Market Manipulation Examples in Cryptocurrency Markets
1st
2017 Bitcoin Bubble : 2017 During the bubble of 2017, the amount of bitcoin trade increased significantly during the bubble bubble, caused by speculation and HIPE. As a result, prices rose rapidly, reaching an unsustainable level.
The FTX Scandal of 2020 **: In November 2020, a significant cryptocurrency stock exchange FTX appeared to use large trade volumes to manipulate its market data, creating a false narrative of strong liquidity and price stability.
3
2019 Coincheck Hack : In January 2019, the Japanese cryptocurrency stock exchange Coincheck was hacked, resulting in theft of about $ 523 million (approximately $ 700 million at current prices). It is reported that Hack was used to create a fake ICO for a new cryptocurrency, which was then pumped with a large trade volume.
Market Manipulation effects
The market manipulation can have far -reaching consequences for investors and the entire financial system. Some of the potential risks are:
1
Systemic risk : If the market manipulation was widespread, it could lead to systemic confidence in general.

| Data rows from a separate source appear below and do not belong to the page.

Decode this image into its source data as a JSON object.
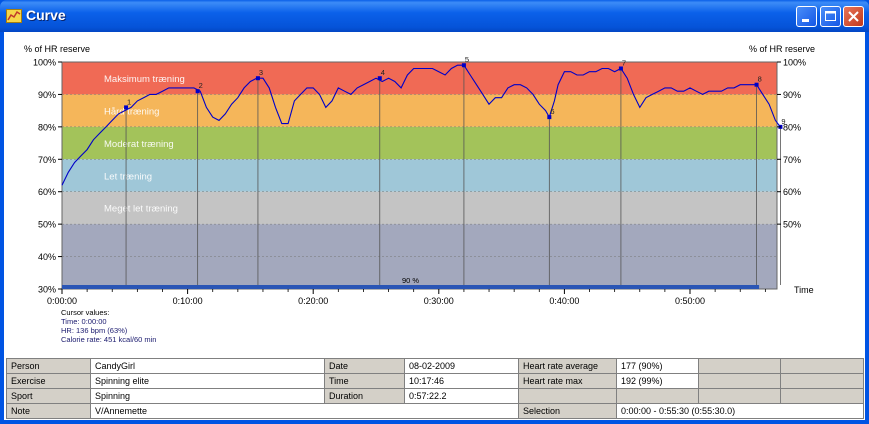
{
  "window": {
    "title": "Curve",
    "icon": "chart-icon"
  },
  "titlebar_buttons": [
    "minimize-icon",
    "maximize-icon",
    "close-icon"
  ],
  "colors": {
    "zone_max": "#f06a55",
    "zone_hard": "#f5b65a",
    "zone_moderate": "#a3c35a",
    "zone_light": "#9fc7d8",
    "zone_very_light": "#c4c4c4",
    "zone_base": "#a3a8bd",
    "curve": "#0000c8",
    "selection_bar": "#2a55b5"
  },
  "chart_data": {
    "type": "line",
    "ylabel_left": "% of HR reserve",
    "ylabel_right": "% of HR reserve",
    "xlabel": "Time",
    "ylim": [
      30,
      100
    ],
    "xlim_minutes": [
      0,
      57.4
    ],
    "y_ticks": [
      "30%",
      "40%",
      "50%",
      "60%",
      "70%",
      "80%",
      "90%",
      "100%"
    ],
    "y_ticks_right": [
      "50%",
      "60%",
      "70%",
      "80%",
      "90%",
      "100%"
    ],
    "x_ticks": [
      "0:00:00",
      "0:10:00",
      "0:20:00",
      "0:30:00",
      "0:40:00",
      "0:50:00"
    ],
    "zones": [
      {
        "label": "Maksimum træning",
        "from": 90,
        "to": 100,
        "color": "#f06a55"
      },
      {
        "label": "Hård træning",
        "from": 80,
        "to": 90,
        "color": "#f5b65a"
      },
      {
        "label": "Moderat træning",
        "from": 70,
        "to": 80,
        "color": "#a3c35a"
      },
      {
        "label": "Let træning",
        "from": 60,
        "to": 70,
        "color": "#9fc7d8"
      },
      {
        "label": "Meget let træning",
        "from": 50,
        "to": 60,
        "color": "#c4c4c4"
      },
      {
        "label": "",
        "from": 30,
        "to": 50,
        "color": "#a3a8bd"
      }
    ],
    "laps": [
      {
        "label": "1",
        "t": 5.1,
        "value": 86
      },
      {
        "label": "2",
        "t": 10.8,
        "value": 91
      },
      {
        "label": "3",
        "t": 15.6,
        "value": 95
      },
      {
        "label": "4",
        "t": 25.3,
        "value": 95
      },
      {
        "label": "5",
        "t": 32.0,
        "value": 99
      },
      {
        "label": "6",
        "t": 38.8,
        "value": 83
      },
      {
        "label": "7",
        "t": 44.5,
        "value": 98
      },
      {
        "label": "8",
        "t": 55.3,
        "value": 93
      },
      {
        "label": "9",
        "t": 57.2,
        "value": 80
      }
    ],
    "series": [
      {
        "points": [
          [
            0,
            62
          ],
          [
            0.5,
            66
          ],
          [
            1,
            69
          ],
          [
            1.5,
            71
          ],
          [
            2,
            73
          ],
          [
            2.5,
            76
          ],
          [
            3,
            78
          ],
          [
            3.5,
            80
          ],
          [
            4,
            82
          ],
          [
            4.5,
            84
          ],
          [
            5,
            85
          ],
          [
            5.5,
            86
          ],
          [
            6,
            88
          ],
          [
            6.5,
            89
          ],
          [
            7,
            90
          ],
          [
            7.5,
            90
          ],
          [
            8,
            91
          ],
          [
            8.5,
            92
          ],
          [
            9,
            92
          ],
          [
            9.5,
            92
          ],
          [
            10,
            92
          ],
          [
            10.5,
            92
          ],
          [
            11,
            91
          ],
          [
            11.5,
            86
          ],
          [
            12,
            83
          ],
          [
            12.5,
            82
          ],
          [
            13,
            84
          ],
          [
            13.5,
            87
          ],
          [
            14,
            89
          ],
          [
            14.5,
            92
          ],
          [
            15,
            94
          ],
          [
            15.5,
            95
          ],
          [
            16,
            95
          ],
          [
            16.5,
            92
          ],
          [
            17,
            86
          ],
          [
            17.5,
            81
          ],
          [
            18,
            81
          ],
          [
            18.5,
            88
          ],
          [
            19,
            90
          ],
          [
            19.5,
            92
          ],
          [
            20,
            92
          ],
          [
            20.5,
            90
          ],
          [
            21,
            86
          ],
          [
            21.5,
            88
          ],
          [
            22,
            92
          ],
          [
            22.5,
            91
          ],
          [
            23,
            90
          ],
          [
            23.5,
            92
          ],
          [
            24,
            93
          ],
          [
            24.5,
            94
          ],
          [
            25,
            95
          ],
          [
            25.5,
            94
          ],
          [
            26,
            95
          ],
          [
            26.5,
            94
          ],
          [
            27,
            92
          ],
          [
            27.5,
            96
          ],
          [
            28,
            98
          ],
          [
            28.5,
            98
          ],
          [
            29,
            98
          ],
          [
            29.5,
            98
          ],
          [
            30,
            97
          ],
          [
            30.5,
            96
          ],
          [
            31,
            98
          ],
          [
            31.5,
            99
          ],
          [
            32,
            99
          ],
          [
            32.5,
            96
          ],
          [
            33,
            93
          ],
          [
            33.5,
            90
          ],
          [
            34,
            87
          ],
          [
            34.5,
            89
          ],
          [
            35,
            89
          ],
          [
            35.5,
            92
          ],
          [
            36,
            93
          ],
          [
            36.5,
            93
          ],
          [
            37,
            92
          ],
          [
            37.5,
            90
          ],
          [
            38,
            87
          ],
          [
            38.5,
            85
          ],
          [
            38.8,
            83
          ],
          [
            39.2,
            88
          ],
          [
            39.5,
            93
          ],
          [
            40,
            97
          ],
          [
            40.5,
            97
          ],
          [
            41,
            96
          ],
          [
            41.5,
            96
          ],
          [
            42,
            97
          ],
          [
            42.5,
            97
          ],
          [
            43,
            98
          ],
          [
            43.5,
            98
          ],
          [
            44,
            97
          ],
          [
            44.5,
            98
          ],
          [
            45,
            95
          ],
          [
            45.5,
            90
          ],
          [
            46,
            86
          ],
          [
            46.5,
            89
          ],
          [
            47,
            90
          ],
          [
            47.5,
            91
          ],
          [
            48,
            92
          ],
          [
            48.5,
            92
          ],
          [
            49,
            91
          ],
          [
            49.5,
            91
          ],
          [
            50,
            92
          ],
          [
            50.5,
            91
          ],
          [
            51,
            90
          ],
          [
            51.5,
            91
          ],
          [
            52,
            91
          ],
          [
            52.5,
            91
          ],
          [
            53,
            92
          ],
          [
            53.5,
            92
          ],
          [
            54,
            93
          ],
          [
            54.5,
            93
          ],
          [
            55,
            93
          ],
          [
            55.3,
            93
          ],
          [
            55.8,
            90
          ],
          [
            56.3,
            87
          ],
          [
            56.8,
            82
          ],
          [
            57.2,
            80
          ]
        ]
      }
    ],
    "selection_label": "90 %",
    "cursor_values": {
      "title": "Cursor values:",
      "time": "Time: 0:00:00",
      "hr": "HR: 136 bpm (63%)",
      "calorie": "Calorie rate: 451 kcal/60 min"
    }
  },
  "info": {
    "person_label": "Person",
    "person_value": "CandyGirl",
    "date_label": "Date",
    "date_value": "08-02-2009",
    "hr_avg_label": "Heart rate average",
    "hr_avg_value": "177 (90%)",
    "exercise_label": "Exercise",
    "exercise_value": "Spinning elite",
    "time_label": "Time",
    "time_value": "10:17:46",
    "hr_max_label": "Heart rate max",
    "hr_max_value": "192 (99%)",
    "sport_label": "Sport",
    "sport_value": "Spinning",
    "duration_label": "Duration",
    "duration_value": "0:57:22.2",
    "note_label": "Note",
    "note_value": "V/Annemette",
    "selection_label": "Selection",
    "selection_value": "0:00:00 - 0:55:30 (0:55:30.0)"
  }
}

- Financial loss : Investors who buy or sell assets based on manipulated data can cause significant losses if the price movement is not contributed to truly fundamental factors.
3
Regulatory Test : The market manipulation can attract regulatory attention, causing fines and penalties to those involved.
Conclusion
Cryptocurrency markets are still at an early stage of development and the market manipulation is still a significant risk.